Why pay for this when I have Beat Saber?
Honestly, this is a great question. I've played hundreds of hours of Beat Saber. I own every music pack, and it's the first thing I show friends when introducing them to my Oculus Quest. Beat Saber is awesome, and if you love it to you should keep playing. I'm not here to tell you to trade one for the other.
Supernatural is not Beat Saber. You don't really have granular control over the difficulty levels, or the ability to add and remove hurdles to make a song more interesting. You can't speed a song up in Supernatural like you can in Beat Saber. At the same time, Supernatural has some incredible fitness-oriented features that mean a great deal to someone who wants a proper workout. You can choose workouts based on specific parts of your body, and the experiences have music selections already picked to help with that. It's possible to sync up a Bluetooth fitness tracker to your phone and line up your heartrate data with the content in the workout. In some cases, Supernatural can record back to the fitness tracker as a workout.

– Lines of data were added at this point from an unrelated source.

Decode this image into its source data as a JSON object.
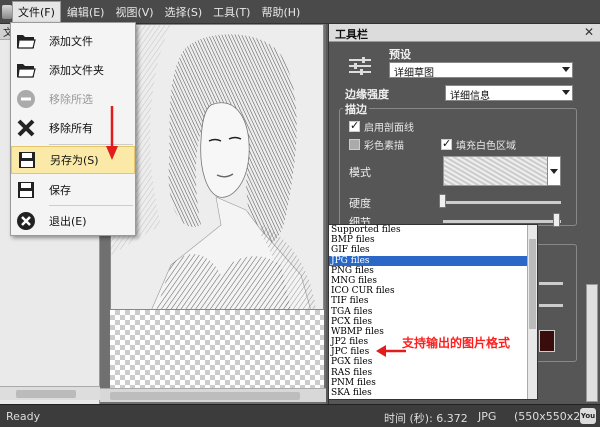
{
  "menubar": {
    "items": [
      "文件(F)",
      "编辑(E)",
      "视图(V)",
      "选择(S)",
      "工具(T)",
      "帮助(H)"
    ]
  },
  "left_panel": {
    "header": "文"
  },
  "file_menu": {
    "items": [
      {
        "label": "添加文件",
        "icon": "folder-open-icon",
        "disabled": false
      },
      {
        "label": "添加文件夹",
        "icon": "folder-icon",
        "disabled": false
      },
      {
        "label": "移除所选",
        "icon": "minus-circle-icon",
        "disabled": true
      },
      {
        "label": "移除所有",
        "icon": "x-icon",
        "disabled": false
      },
      {
        "label": "另存为(S)",
        "icon": "save-as-icon",
        "disabled": false,
        "highlight": true
      },
      {
        "label": "保存",
        "icon": "save-icon",
        "disabled": false
      },
      {
        "label": "退出(E)",
        "icon": "exit-icon",
        "disabled": false
      }
    ]
  },
  "toolpanel": {
    "title": "工具栏",
    "preset_label": "预设",
    "preset_value": "详细草图",
    "edge_strength_label": "边缘强度",
    "edge_strength_value": "详细信息",
    "stroke_group_label": "描边",
    "use_hatching": "启用剖面线",
    "colored_pencil": "彩色素描",
    "fill_white": "填充白色区域",
    "mode_label": "模式",
    "hardness_label": "硬度",
    "detail_label": "细节"
  },
  "format_list": {
    "items": [
      "Supported files",
      "BMP files",
      "GIF files",
      "JPG files",
      "PNG files",
      "MNG files",
      "ICO CUR files",
      "TIF files",
      "TGA files",
      "PCX files",
      "WBMP files",
      "JP2 files",
      "JPC files",
      "PGX files",
      "RAS files",
      "PNM files",
      "SKA files"
    ],
    "selected": "JPG files"
  },
  "annotation": "支持输出的图片格式",
  "statusbar": {
    "status": "Ready",
    "time_label": "时间 (秒): 6.372",
    "format": "JPG",
    "dims": "(550x550x24"
  },
  "colors": {
    "accent_red": "#ff1e1e",
    "selection_blue": "#2a67c6",
    "highlight_yellow": "#fbe9a8"
  }
}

Beat Saber is an incredible game that I can feel like I've had a workout in when I am finished playing. Supernatural is a workout app that is also a ton of fun, and can at times feel like a game. If you're happy with playing a game that gets your heartrate up, that's awesome. If you want something more, you get a much more intense workout with Supernatural and the experience is actually treated like a workout.
Is Supernatural really worth it?
There's no question, $19/month or $150/year if you pay annually is a lot to ask for any fitness experience. There are full gym memberships that cost less than this monthly. Even the Peleton app, which offers its studio-like cycling service for those who don't want to shell out for its incredibly expensive bike, is only $13/month. Frankly, there's also a lot more content in the Peloton app.
Some of this cost is what you pay for the great music liscensing. Some of this is the added cost of building something in VR. Some of this is knowing people who own VR headsets aren't likely to shy away from spending a little extra cash, which they have demonstrated by owning a VR headset in the first place.
But all of this comes together to something genuinely special. "Playing" Supernatural feels just as intense as any workout, and I say that as a multiple Century cyclist and someone who has completed multiple Triathlons. There are no other VR experiences like Supernatural, I've tried them all. If you want to use VR to work out, this is the ultimate experience in doing so. For that, I say it's worth the price.